Upbeat ISM Data Contrast With Softer Demand Signals Elsewhere
Data released on Jan. 6 from S&P Global showed that while U.S. service-sector activity continued to expand in December, the pace of growth slowed to an eight-month low, as demand softened and businesses grew more guarded about the outlook heading into 2026.“Business activity continued to expand in December, rounding off another quarter of robust growth, but the resilience of the U.S. economy is showing signs of cracking,” Chris Williamson, chief business economist at S&P Global, said in a statement.
S&P Global’s services business activity index eased to 52.5 in December from 54.1 in November. New business inflows rose at their weakest pace in over a year, per the report, which cited tighter client budgets, policy uncertainty, and pressure from tariffs.

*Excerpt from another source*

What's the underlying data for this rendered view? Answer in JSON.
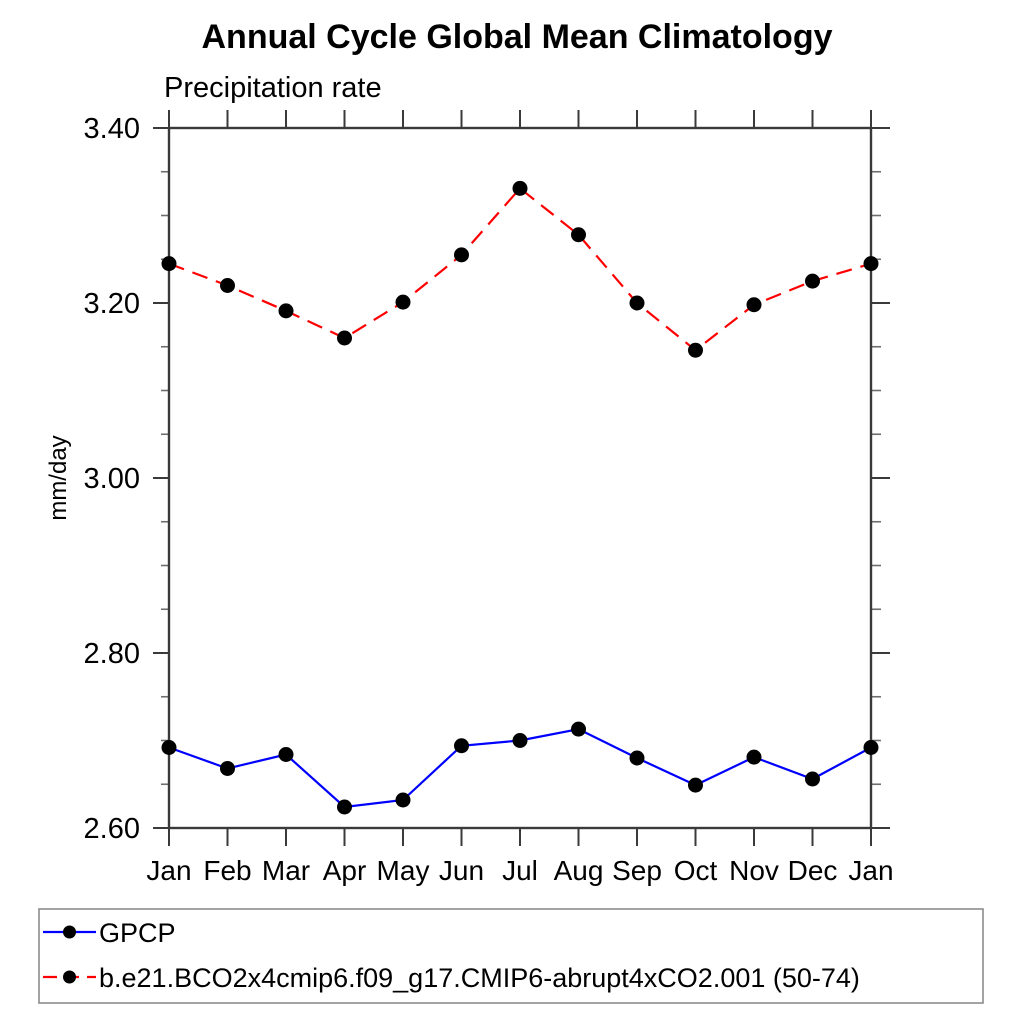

“New business placed at services providers showed the smallest rise in some 20 months, which, accompanied by the first fall in orders placed at manufacturers for a year, points to a broad-based weakening of demand growth,” Williamson said.
Employment stagnated in December, the report said, noting that more businesses were cutting staff than adding workers for the first time since early 2025.
Taken together, the ISM and S&P Global reports suggest the U.S. service sector finished 2025 on a stronger footing, even as signs emerged that growth may become harder to sustain in early 2026 amid softer demand and persistent cost pressures.
The unemployment rate, though still low by historical standards, rose steadily over the year, increasing from 4 percent in January 2025 to 4.6 percent by November.